Randolph, who is in his mid-thirties, puzzles Joel with his odd behavior, his peculiar appearance—he dresses in silk pajamas and kimonos—and his ironic, Oscar Wilde-like way of speaking. “All children are morbid; it’s their one saving grace” is one of his epigrams. Joel is flattered by his attention, however, and as Randolph tells the story of his thwarted passion for a Mexican boxer, Pepe Alvarez, Joel begins to understand and sympathize with him. “The brain may take advice, but not the heart, and love, having no geography, knows no boundaries,” Randolph explains. “Weight and sink it deep, no matter, it will rise and find the surface: and why not? any love is natural and beautiful that lies within a person’s nature; only hypocrites would hold a man responsible for what he loves, emotional illiterates and those of righteous envy, who, in their agitated concern, mistake so frequently the arrow pointing to heaven for the one that leads to hell.” In this and other passages, Randolph becomes the spokesman for the novel’s major themes—and the themes that dominate all of Truman’s writing: the loneliness that afflicts all but the stupid or insensitive; the sacredness of love, whatever its form; the disappointment that invariably follows high expectation; and the perversion of innocence.

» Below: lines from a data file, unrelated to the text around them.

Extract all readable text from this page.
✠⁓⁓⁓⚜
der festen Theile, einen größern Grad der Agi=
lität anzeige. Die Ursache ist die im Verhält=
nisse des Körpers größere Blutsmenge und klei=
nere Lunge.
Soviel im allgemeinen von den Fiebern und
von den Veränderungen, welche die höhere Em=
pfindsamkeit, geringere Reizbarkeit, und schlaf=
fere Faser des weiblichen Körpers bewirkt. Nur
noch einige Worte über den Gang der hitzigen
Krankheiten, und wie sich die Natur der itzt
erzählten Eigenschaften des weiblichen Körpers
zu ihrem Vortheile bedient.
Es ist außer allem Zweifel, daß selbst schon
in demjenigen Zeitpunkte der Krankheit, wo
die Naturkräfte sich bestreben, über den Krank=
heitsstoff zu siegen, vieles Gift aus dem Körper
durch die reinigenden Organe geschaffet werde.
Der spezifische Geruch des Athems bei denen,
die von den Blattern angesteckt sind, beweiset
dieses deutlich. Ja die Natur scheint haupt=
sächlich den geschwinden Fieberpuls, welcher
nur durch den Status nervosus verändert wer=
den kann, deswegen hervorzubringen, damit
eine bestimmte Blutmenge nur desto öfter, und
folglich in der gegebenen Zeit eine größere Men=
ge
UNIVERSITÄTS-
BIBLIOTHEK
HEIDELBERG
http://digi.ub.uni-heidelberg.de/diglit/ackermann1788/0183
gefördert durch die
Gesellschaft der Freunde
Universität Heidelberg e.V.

When Joel is finally allowed to see his father, he finds not the handsome, dashing man around whom he has built his fantasies, but an almost speechless paralytic who demands help by bouncing red tennis balls onto the floor from his bed. It was not his father’s, but Randolph’s spidery handwriting, in red ink on water-green paper, that had been on the letter bringing him to the Landing. Feeling both cheated and trapped, Joel runs away with Idabel, only to catch pneumonia from the rain and to be returned to the Landing. He is nursed back to health by Randolph, and in the end he realizes that there is no running away: the Landing is now his home, the place where he belongs. The queer lady with fat dribbling curls was Randolph, nostalgically dressed in the costume that had once attracted Pepe Alvarez at a Mardi Gras ball. When her ghostly face beckons from the window a second time, Joel obeys, pausing only, in the book’s last words, to look back at “the boy he had left behind.”